Interacting with instructors is one thing, she said, but students are also missing experiences like hanging out together at a coffee shop or in study groups and need venues to do that away from their professors. “That informal connection is so important to the culture of a university and its environment,” she said.
The team also focused on putting together a solution that would be easy for both students and instructors to use. “I think the great thing about the platform is that it combines every feature that people are already familiar with,” Ms. Camia said. They didn’t want to reinvent the wheel by getting rid of features people like – such as video calling and class discussion boards – and they wanted to keep the features familiar to users so that neither instructors nor students would be overwhelmed by learning to navigate an entirely new platform. Instead, they have proposed combining those features in a different way to build community into the existing online classroom environment.

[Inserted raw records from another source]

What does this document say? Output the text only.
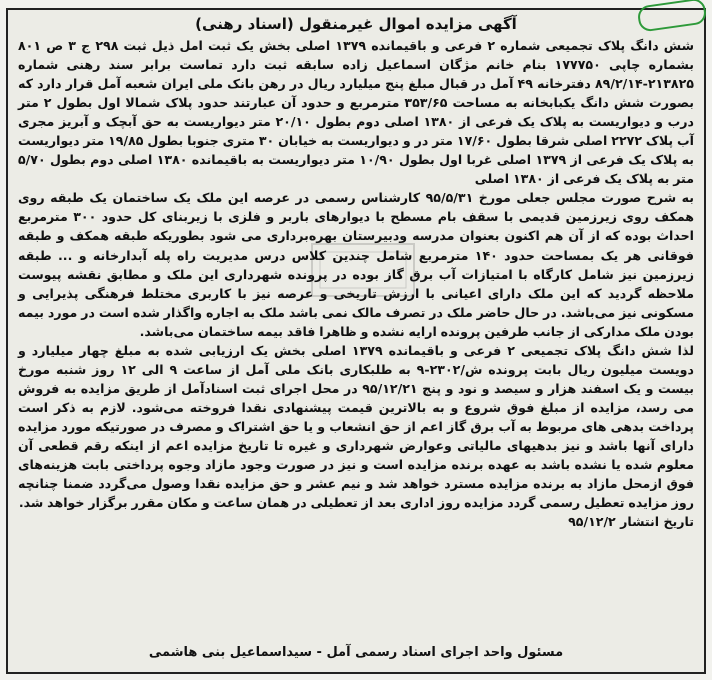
آگهی مزایده اموال غیرمنقول (اسناد رهنی)

شش دانگ پلاک تجمیعی شماره ۲ فرعی و باقیمانده ۱۳۷۹ اصلی بخش یک ثبت امل ذیل ثبت ۲۹۸ ج ۳ ص ۸۰۱ بشماره چاپی ۱۷۷۷۵۰ بنام خانم مژگان اسماعیل زاده سابقه ثبت دارد تماست برابر سند رهنی شماره ۲۱۳۸۲۵-۸۹/۲/۱۴ دفترخانه ۴۹ آمل در قبال مبلغ پنج میلیارد ریال در رهن بانک ملی ایران شعبه آمل قرار دارد که بصورت شش دانگ یکبابخانه به مساحت ۳۵۳/۶۵ مترمربع و حدود آن عبارتند حدود پلاک شمالا اول بطول ۲ متر درب و دیواریست به پلاک یک فرعی از ۱۳۸۰ اصلی دوم بطول ۲۰/۱۰ متر دیواریست به حق آبچک و آبریز مجری آب پلاک ۲۲۷۲ اصلی شرقا بطول ۱۷/۶۰ متر در و دیواریست به خیابان ۳۰ متری جنوبا بطول ۱۹/۸۵ متر دیواریست به پلاک یک فرعی از ۱۳۷۹ اصلی غربا اول بطول ۱۰/۹۰ متر دیواریست به باقیمانده ۱۳۸۰ اصلی دوم بطول ۵/۷۰ متر به پلاک یک فرعی از ۱۳۸۰ اصلی

به شرح صورت مجلس جعلی مورخ ۹۵/۵/۳۱ کارشناس رسمی در عرصه این ملک یک ساختمان یک طبقه روی همکف روی زیرزمین قدیمی با سقف بام مسطح با دیوارهای باربر و فلزی با زیربنای کل حدود ۳۰۰ مترمربع احداث بوده که از آن هم اکنون بعنوان مدرسه ودبیرستان بهره‌برداری می شود بطوریکه طبقه همکف و طبقه فوقانی هر یک بمساحت حدود ۱۴۰ مترمربع شامل چندین کلاس درس مدیریت راه پله آبدارخانه و ... طبقه زیرزمین نیز شامل کارگاه با امتیازات آب برق گاز بوده در پرونده شهرداری این ملک و مطابق نقشه پیوست ملاحظه گردید که این ملک دارای اعیانی با ارزش تاریخی و عرصه نیز با کاربری مختلط فرهنگی پذیرایی و مسکونی نیز می‌باشد. در حال حاضر ملک در تصرف مالک نمی باشد ملک به اجاره واگذار شده است در مورد بیمه بودن ملک مدارکی از جانب طرفین پرونده ارایه نشده و ظاهرا فاقد بیمه ساختمان می‌باشد.

لذا شش دانگ پلاک تجمیعی ۲ فرعی و باقیمانده ۱۳۷۹ اصلی بخش یک ارزیابی شده به مبلغ چهار میلیارد و دویست میلیون ریال بابت پرونده ش/۲۳۰۲-۹ به طلبکاری بانک ملی آمل از ساعت ۹ الی ۱۲ روز شنبه مورخ بیست و یک اسفند هزار و سیصد و نود و پنج ۹۵/۱۲/۲۱ در محل اجرای ثبت اسنادآمل از طریق مزایده به فروش می رسد، مزایده از مبلغ فوق شروع و به بالاترین قیمت پیشنهادی نقدا فروخته می‌شود. لازم به ذکر است پرداخت بدهی های مربوط به آب برق گاز اعم از حق انشعاب و یا حق اشتراک و مصرف در صورتیکه مورد مزایده دارای آنها باشد و نیز بدهیهای مالیاتی وعوارض شهرداری و غیره تا تاریخ مزایده اعم از اینکه رقم قطعی آن معلوم شده یا نشده باشد به عهده برنده مزایده است و نیز در صورت وجود مازاد وجوه پرداختی بابت هزینه‌های فوق ازمحل مازاد به برنده مزایده مسترد خواهد شد و نیم عشر و حق مزایده نقدا وصول می‌گردد ضمنا چنانچه روز مزایده تعطیل رسمی گردد مزایده روز اداری بعد از تعطیلی در همان ساعت و مکان مقرر برگزار خواهد شد.

تاریخ انتشار ۹۵/۱۲/۲

مسئول واحد اجرای اسناد رسمی آمل - سیداسماعیل بنی هاشمی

The winning team received a $5,000-prize, while prizes of $3,000 and $2,000 went to the second- and third-place teams.
Opportunities in tech
Hackathons are associated with the tech industry, but a computer engineering background was not a pre-requisite for participation in the Manitoba event.
“None of us are computer science students so we have no idea how to even build a prototype, Ms. Camia said. “We were just three business students who had ideas, and we just want to create something good out of it.”
The pandemic will end, but remote learning will continue – and the three students on the LockItDown team hope their idea plays a role in that future. As part of work-integrated learning plan with U of Winnipeg, the team has partnered with North Forge over 12 weeks to develop the project and test its market potential.
“They can go through the North Forge program, develop their app, bring it forward but also receive some university credit,” Ms. Harms said. It’s an opportunity for the students to tie their education directly with work opportunities – in this case, one with the potential to create their own business.